Went out on the water the past couple of days.  Had been a while since I was able to go out because I screwed up my hand a week ago.  Anyway it’s healed and I now wear thicker dive gloves. Went out with Andy ,Chris, Catherine and Fenway on their boat on Monday. They had been hearing reports of wahoo  schooling outside the reef line and went looking for them. We got lucky and ran into them in 150 feet of water. Couldn’t ask for better conditions, 80-90 feet of vis with little current.

The string of bad luck that followed is painful to relive. The first one I dropped down on was probably around 30 pounds or more. I pulled the trigger on a relatively long shot and the shooting line and bungee somehow became entangled and the spear stopped halfway there.  The next one …. the next one I should have been a bit closer or used a slip tip. Andy and Chris had similar luck.  All in all it was awesome and sucked at the same time. Catherine found some sort of crazy jellyfish that could follow people or run from them.

Then we came in to the reef and at one spot I saw a cluster of 4 black grouper just sitting there. I dropped down to the bottom as slow as I could and drilled the biggest one. He tangled himself around some debris and generally made a big mess. Chris  helped me me get him loose, but in the end I had to cut my shooting line. I have to take Luis’s suggestion and get the little tank for the boat. Getting a grouper out of crevice at 60 feet, is kind of a pain in the ass.  It’s fun as long as you can recover the fish, but sometimes it starts to get dangerous and sometimes you can’t get the fish. I didn’t have another line so I was out for the little bit of the day that was left. Just as well: my hand hurt so much I kind of wanted to stop anyway.

The next day we got up at the crack of dawn mostly due to Brad’s ridiculous morning schedule.  This time Jason came with, along with Catherine. We met Andy and his crew out on the water in the same area as the day before but there was no wahoo to be seen. My boat’s engine died and we sent jason on Andy’s boat while Brad , me and Catherine fixed it (OK, Brad fixed it, while we held things for him).
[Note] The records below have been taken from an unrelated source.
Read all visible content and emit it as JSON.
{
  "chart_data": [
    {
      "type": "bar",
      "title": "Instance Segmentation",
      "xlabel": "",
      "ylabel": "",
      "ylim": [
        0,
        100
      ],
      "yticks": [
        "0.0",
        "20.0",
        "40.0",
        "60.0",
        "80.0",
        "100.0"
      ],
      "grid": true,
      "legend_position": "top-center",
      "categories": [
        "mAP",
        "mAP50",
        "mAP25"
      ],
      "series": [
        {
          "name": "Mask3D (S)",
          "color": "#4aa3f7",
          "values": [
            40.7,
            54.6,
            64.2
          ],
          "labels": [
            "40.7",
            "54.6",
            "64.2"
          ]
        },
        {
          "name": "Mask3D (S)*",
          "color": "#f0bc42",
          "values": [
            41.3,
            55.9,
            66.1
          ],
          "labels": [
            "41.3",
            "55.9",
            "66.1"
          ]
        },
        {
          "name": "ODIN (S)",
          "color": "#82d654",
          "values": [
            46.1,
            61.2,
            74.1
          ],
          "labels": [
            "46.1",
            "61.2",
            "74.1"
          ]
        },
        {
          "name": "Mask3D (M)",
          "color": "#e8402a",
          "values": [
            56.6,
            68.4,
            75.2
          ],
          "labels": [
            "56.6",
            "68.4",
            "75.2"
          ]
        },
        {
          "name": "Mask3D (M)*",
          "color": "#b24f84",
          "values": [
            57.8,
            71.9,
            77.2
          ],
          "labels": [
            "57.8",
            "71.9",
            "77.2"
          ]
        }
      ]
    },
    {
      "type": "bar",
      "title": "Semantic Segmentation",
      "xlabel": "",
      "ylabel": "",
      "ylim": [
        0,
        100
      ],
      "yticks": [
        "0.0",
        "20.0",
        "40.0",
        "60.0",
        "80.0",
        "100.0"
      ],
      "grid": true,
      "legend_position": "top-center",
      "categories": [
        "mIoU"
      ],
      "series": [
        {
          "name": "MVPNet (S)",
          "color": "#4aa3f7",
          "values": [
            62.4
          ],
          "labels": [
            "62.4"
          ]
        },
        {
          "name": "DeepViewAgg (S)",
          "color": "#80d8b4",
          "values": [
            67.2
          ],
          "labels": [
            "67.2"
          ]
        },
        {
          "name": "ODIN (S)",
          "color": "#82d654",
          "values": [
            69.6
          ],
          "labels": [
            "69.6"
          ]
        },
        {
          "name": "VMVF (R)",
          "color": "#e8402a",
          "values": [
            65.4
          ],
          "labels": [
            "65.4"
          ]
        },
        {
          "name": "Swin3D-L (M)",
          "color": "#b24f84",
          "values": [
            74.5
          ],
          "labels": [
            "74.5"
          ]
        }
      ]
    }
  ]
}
Once Brad got the engine running we anchored on a wreck in 200 feet of water and started chumming. The water was dirtier today then the day before and maybe that is why there was no wahoo around. We chunked up bontio and jack crevelle and had a pretty good slick going but nothing swam up that we could shoot. What did swim up was one the most kick ass schools of yellowtails I have ever seen. Dozens of fat yellowtails hung out about 40 feet under us, and would instantly drop as soon as you tried to dive down on them. After a while we gave up on that spot and then anchored on another wreck in around 90 feet of water.  We chummed that one also and had massive schools of bait surround us, but the only other fish that showed where Amberjacks.

Then we went snorkeling on the reef, took some little reef fish for dinner and also saw about 5 gag grouper, all were short. I haven’t seen a lot of gags on the reef so this was kind of interesting. Catherine took pictures of some old anchors we found. She is enjoying her new wetsuit top. The only company we found that makes a wetsuit, open cell , two piece in her tiny size was immersion. The 3mm top fits her so much better then her old 5mm top and she is still warm so that has been a big victory.